The French dairy company Lactalis announced on Thursday that it’s quite possible the baby milk products produced at their Craon factory in north-western France could have been contaminated with salmonella for more than a decade, as Salmonella Agona was found in one of the drying towers (this is also the same strain linked to an outbreak in 2005).
Emmanueal Besnier, CEO of Lactalis told the French newspaper Les Echos, “It can not be ruled out that babies have consumed contaminated milk during this period.”1 In response to this discovery, the company recalled all their baby milk powder and cereals produced at the plant while it investigated the source of the contamination.2
But, this is now the second recall; early in December, 26 infants fell ill with salmonella poisoning in France (it’s unbelievable that only 26 were taken ill since their products are sold in 83 countries).

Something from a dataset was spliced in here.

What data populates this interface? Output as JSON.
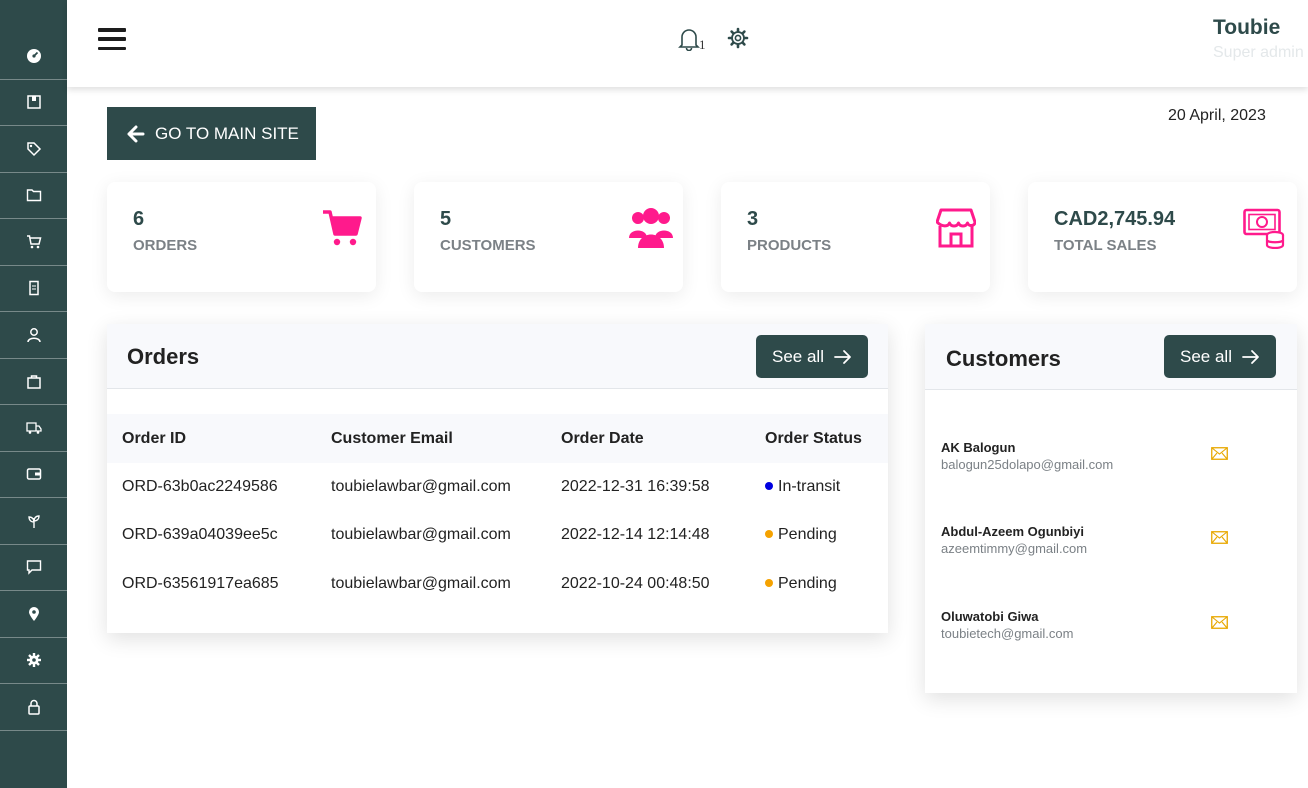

Besnier explained that quality controls and inspection programs for their baby milk powder will be strengthened and that the company will “compensate families of infants who were affected by tainted products,” 3 but they have no intention of withdrawing from the infant milk market. In fact, plans have begun to build a new facility.
In a statement, the company said they were “still trying to determine why 16,000 tests performed on finished products in 2017 failed to detect contamination in products made at the facility”4. They assured the public that had they found the presence of Salmonella Agona they would never have distributed the products.
The Lactalis Group calls themselves the “number one dairy company in the world” with brands that include President and Galbani. This crisis could cost them hundreds of millions of euros and put the 75,000 people they employ in 44 different countries around the world, in jeopardy.
We will update you as the story develops.